We must construe the whole regulation to give a consistent, harmonious, and sensible effect to all of its parts. State Dep't *1170 of Soc. Servs. v. Hillhaven Corp., 923 P.2d 129 (Colo.App.1995). Thus, because there is a relationship between these two code sections, we reject plaintiff's argument that Dep't Reg. No. 3.400.38 is not applicable in determining HCA benefits.

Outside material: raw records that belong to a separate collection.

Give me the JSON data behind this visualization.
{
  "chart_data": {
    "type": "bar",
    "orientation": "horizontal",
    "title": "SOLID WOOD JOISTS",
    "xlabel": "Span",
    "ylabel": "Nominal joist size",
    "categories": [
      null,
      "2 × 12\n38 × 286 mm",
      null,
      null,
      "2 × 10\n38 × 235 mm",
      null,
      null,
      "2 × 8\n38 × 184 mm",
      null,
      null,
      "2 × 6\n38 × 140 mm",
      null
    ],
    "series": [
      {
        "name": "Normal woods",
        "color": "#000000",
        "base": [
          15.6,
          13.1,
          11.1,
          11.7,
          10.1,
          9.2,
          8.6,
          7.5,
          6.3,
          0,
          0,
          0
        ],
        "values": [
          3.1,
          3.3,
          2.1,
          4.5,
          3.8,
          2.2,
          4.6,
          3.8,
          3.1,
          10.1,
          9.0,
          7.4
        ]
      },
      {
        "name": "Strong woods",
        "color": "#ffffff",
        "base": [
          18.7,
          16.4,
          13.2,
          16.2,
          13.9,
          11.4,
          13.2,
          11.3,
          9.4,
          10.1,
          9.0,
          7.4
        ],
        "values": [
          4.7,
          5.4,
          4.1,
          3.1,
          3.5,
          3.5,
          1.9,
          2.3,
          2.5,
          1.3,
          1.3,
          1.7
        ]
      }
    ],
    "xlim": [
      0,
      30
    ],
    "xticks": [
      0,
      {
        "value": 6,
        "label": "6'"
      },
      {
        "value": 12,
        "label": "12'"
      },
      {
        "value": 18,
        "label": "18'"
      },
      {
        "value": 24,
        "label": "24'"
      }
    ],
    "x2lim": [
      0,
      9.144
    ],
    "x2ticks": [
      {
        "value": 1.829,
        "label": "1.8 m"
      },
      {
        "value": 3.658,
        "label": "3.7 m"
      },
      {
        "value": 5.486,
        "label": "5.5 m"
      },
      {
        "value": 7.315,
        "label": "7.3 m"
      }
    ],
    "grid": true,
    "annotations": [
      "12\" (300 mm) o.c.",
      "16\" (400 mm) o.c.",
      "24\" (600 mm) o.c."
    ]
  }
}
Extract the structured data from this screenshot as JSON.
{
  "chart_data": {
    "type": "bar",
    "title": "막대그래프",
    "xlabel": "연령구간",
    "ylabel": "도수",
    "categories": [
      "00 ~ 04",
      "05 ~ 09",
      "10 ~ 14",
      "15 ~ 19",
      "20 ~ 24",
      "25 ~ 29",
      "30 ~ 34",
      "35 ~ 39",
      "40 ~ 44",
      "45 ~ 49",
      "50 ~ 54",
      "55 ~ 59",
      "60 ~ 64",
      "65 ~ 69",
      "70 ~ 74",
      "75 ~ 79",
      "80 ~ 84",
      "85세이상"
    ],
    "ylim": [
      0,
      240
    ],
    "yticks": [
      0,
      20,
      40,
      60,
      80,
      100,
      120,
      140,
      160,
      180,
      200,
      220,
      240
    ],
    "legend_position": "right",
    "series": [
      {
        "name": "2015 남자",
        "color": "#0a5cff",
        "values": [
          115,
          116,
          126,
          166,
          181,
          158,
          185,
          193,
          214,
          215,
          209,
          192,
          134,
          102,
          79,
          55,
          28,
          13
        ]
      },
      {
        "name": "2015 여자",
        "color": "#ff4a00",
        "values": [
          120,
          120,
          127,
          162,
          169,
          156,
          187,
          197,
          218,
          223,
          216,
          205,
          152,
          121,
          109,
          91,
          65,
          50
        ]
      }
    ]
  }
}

Plaintiff also argues that individuals who lose SSI benefits because they become eligible for greater Social Security benefits will necessarily have too much income to qualify for AND. Therefore, plaintiff argues, if the AND standard applies to such individuals, they will never qualify for HCA benefits. Plaintiff argues such an interpretation renders the "appropriate categorical grant standard" language in Dep't Reg. No. 8.484.20(A) meaningless. However, the fact that the AND standard may render an individual ineligible for HCA benefits in such cases comports with the purpose of the SSI, AND, and HCA programs, which is to provide benefits to individuals based on financial need. See Dep't Reg. Nos. 3.400.1, 8.484.20(A), (B); see also Dep't Reg. No. 3.460.35 (a person will not be eligible for assistance if his or her total countable income equals or exceeds the appropriate standard of assistance). Therefore, the fact that the applicable grant standard in such circumstances would always render the individual ineligible for HCA benefits implements one of the purposes of the HCA program and does not render the "appropriate categorical grant standard" language meaningless.

Accordingly, the final agency decision has a reasonable basis in the law and is warranted by the record.

The judgment is affirmed.

Chief Judge DAVIDSON and Judge GRAHAM concur.